Ukraine’s deputy defense minister, Hanna Malyar, told a national television channel that the government was working to verify the information coming from Mariupol.

The British military had said earlier on Monday that Russia had previously used phosphorus munitions as weapons in eastern Ukraine and raised the possibility that they could be used in Mariupol. Phosphorus weapons are not considered chemical weapons, and their limited use — while controversial — is not forbidden under international law.

Russia, like Ukraine and most other nations, has ratified the Chemical Weapons Convention, a treaty that bans their use. Moscow was also instrumental in pressuring Syria’s government to join the treaty in 2013 after it was accused of using a poisonous nerve agent on civilians in that country’s civil war.

But the Kremlin has sought to shield its Syrian ally from numerous accusations of chemical weapons use, calling such claims unsubstantiated or fictitious. Moscow has also been accused of using chemical agents to poison opponents including Alexei A. Navalny, the political figure. Russia denies these allegations.

On Monday, Eduard Basurin, a spokesman for the Kremlin-backed separatist Donetsk People’s Republic, described the Mariupol steel factory as a “city within a city” and said that Russian forces should “turn to the chemical troops, who will find a way to smoke the moles out of their holes.”

On Tuesday, Mr. Basurin said he had been referring to flamethrowers, not chemical weapons.


Greece will speed up gas exploration to curb its reliance on Russia.


ATHENS — Greece will accelerate its plans to explore natural gas as part of efforts to cut its reliance on Russian supplies, Prime Minister Kyriakos Mitsotakis said on Tuesday.

Like many European countries, Greece depends on Russia for a significant share of its energy supply. Natural gas makes up about 40 percent of Greece’s electricity supply, and around 40 percent of that comes from Russia.

Mr. Mitsotakis said Greek authorities are “cautiously optimistic” about the existence of natural gas deposits in six areas off the country’s western coast, off the island of Crete, and in northern Greece. He added that they aim to have clarity on the reserves next year.
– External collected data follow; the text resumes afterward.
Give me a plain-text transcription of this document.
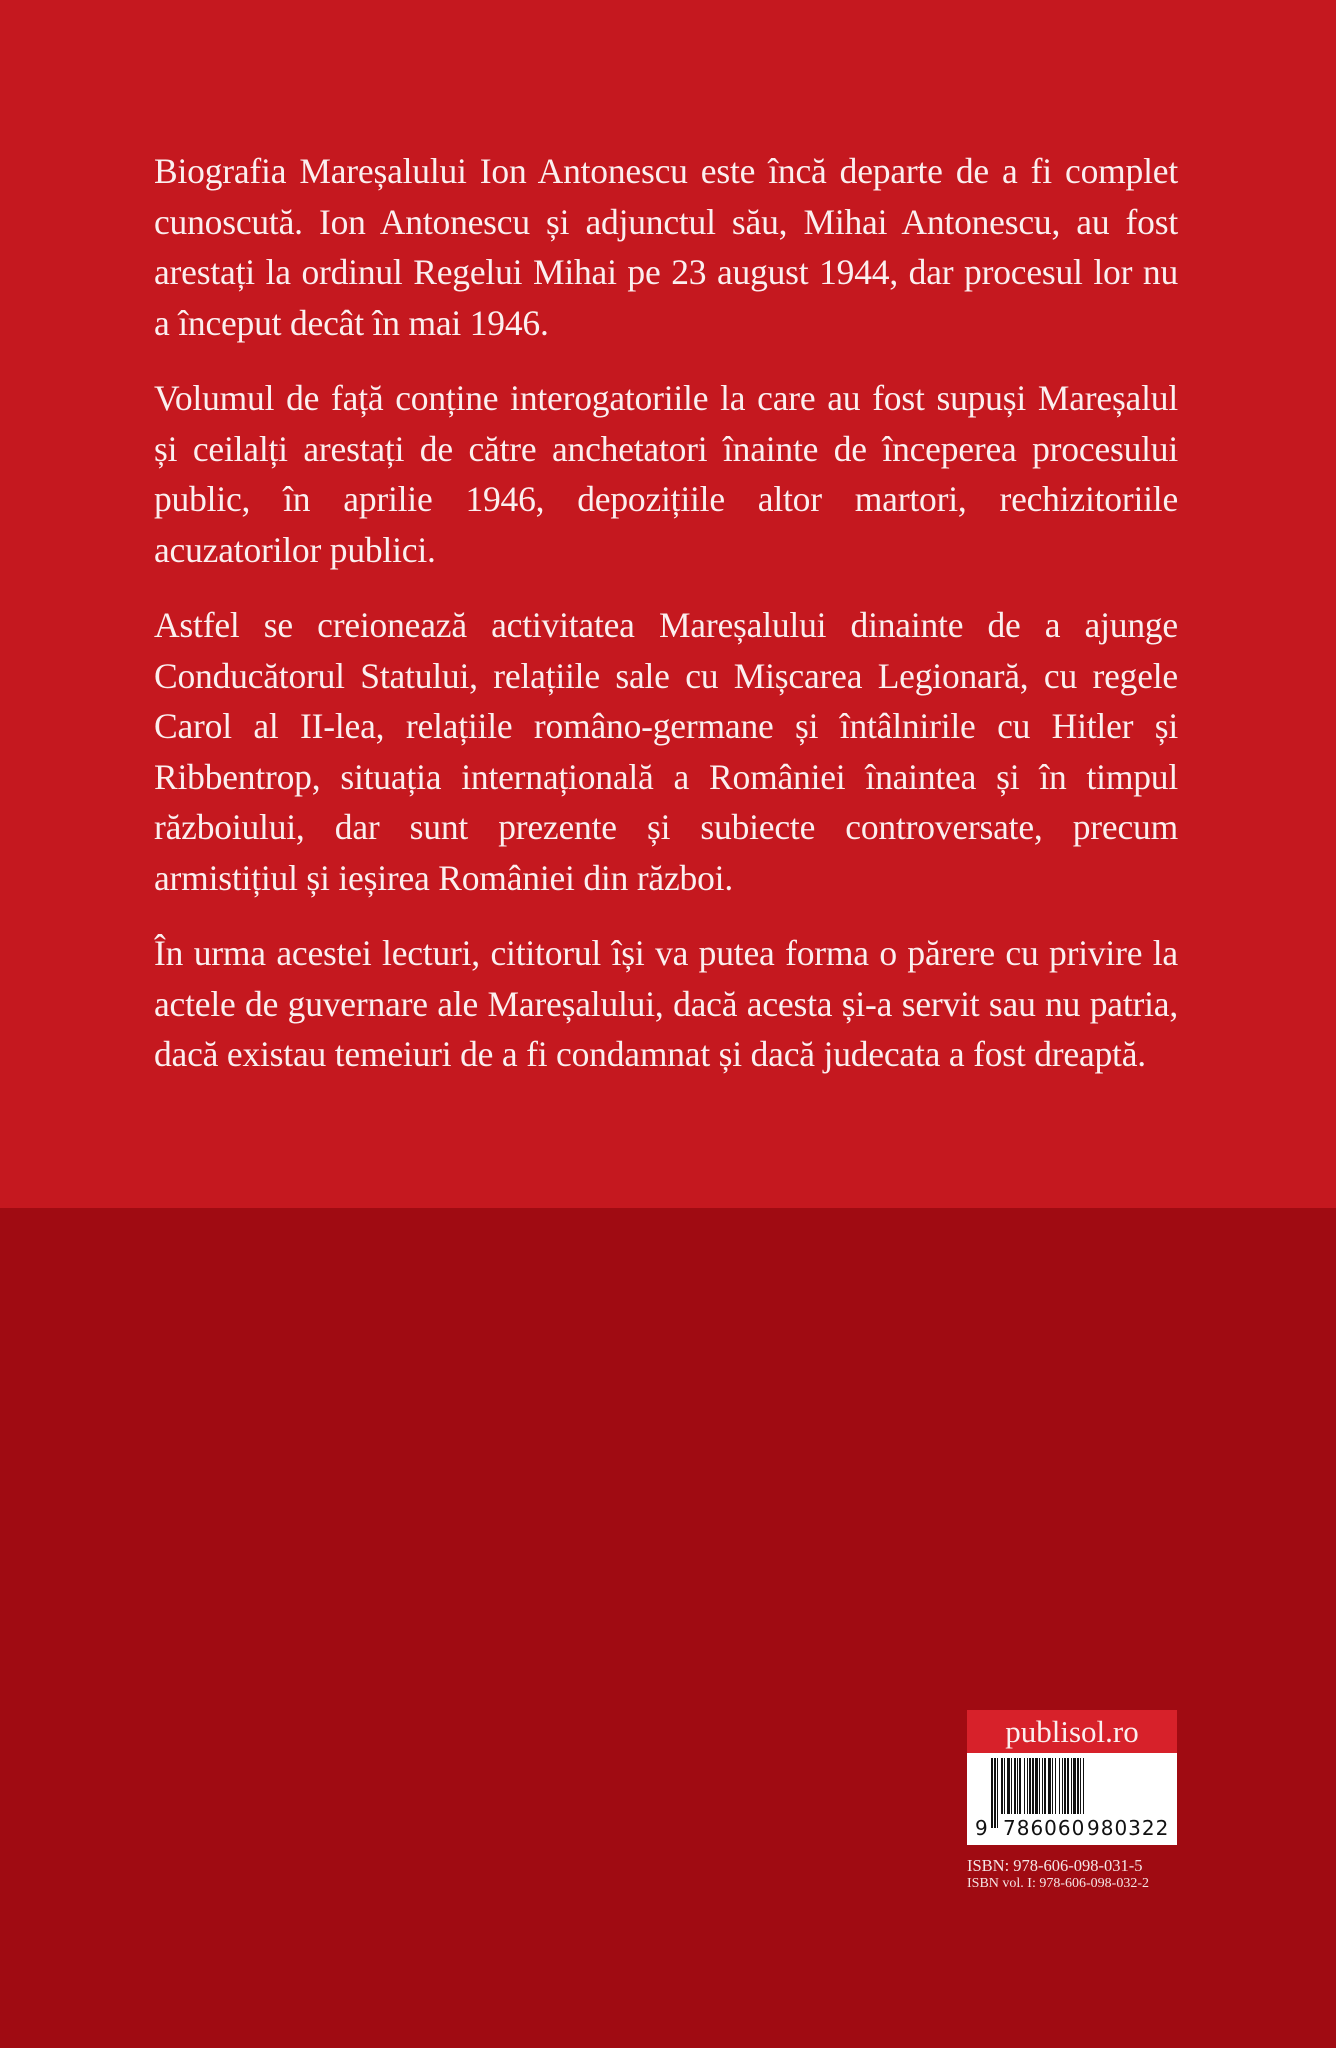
Biografia Mareșalului Ion Antonescu este încă departe de a fi complet cunoscută. Ion Antonescu și adjunctul său, Mihai Antonescu, au fost arestați la ordinul Regelui Mihai pe 23 august 1944, dar procesul lor nu a început decât în mai 1946.

Volumul de față conține interogatoriile la care au fost supuși Mareșalul și ceilalți arestați de către anchetatori înainte de începerea procesului public, în aprilie 1946, depozițiile altor martori, rechizitoriile acuzatorilor publici.

Astfel se creionează activitatea Mareșalului dinainte de a ajunge Conducătorul Statului, relațiile sale cu Mișcarea Legionară, cu regele Carol al II-lea, relațiile româno-germane și întâlnirile cu Hitler și Ribbentrop, situația internațională a României înaintea și în timpul războiului, dar sunt prezente și subiecte controversate, precum armistițiul și ieșirea României din război.

În urma acestei lecturi, cititorul își va putea forma o părere cu privire la actele de guvernare ale Mareșalului, dacă acesta și-a servit sau nu patria, dacă existau temeiuri de a fi condamnat și dacă judecata a fost dreaptă.

publisol.ro
9 786060 980322
ISBN: 978-606-098-031-5
ISBN vol. I: 978-606-098-032-2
“In this new energy environment, we have no choice but to reduce our dependence on Russian natural gas and seek alternative solutions for transitional mineral fuels like natural gas which will guarantee both energy security as well as stable and better energy prices,” Mr. Mitsotakis said after talks with officials from Greece’s hydrocarbons commission and energy industry executives.

Other European Union countries are seeking energy alternatives as Russia’s war in Ukraine continues to undermine the bloc’s gas supply. This month, Lithuania became the first E.U. nation to halt natural gas imports from Russia in opposition to the war.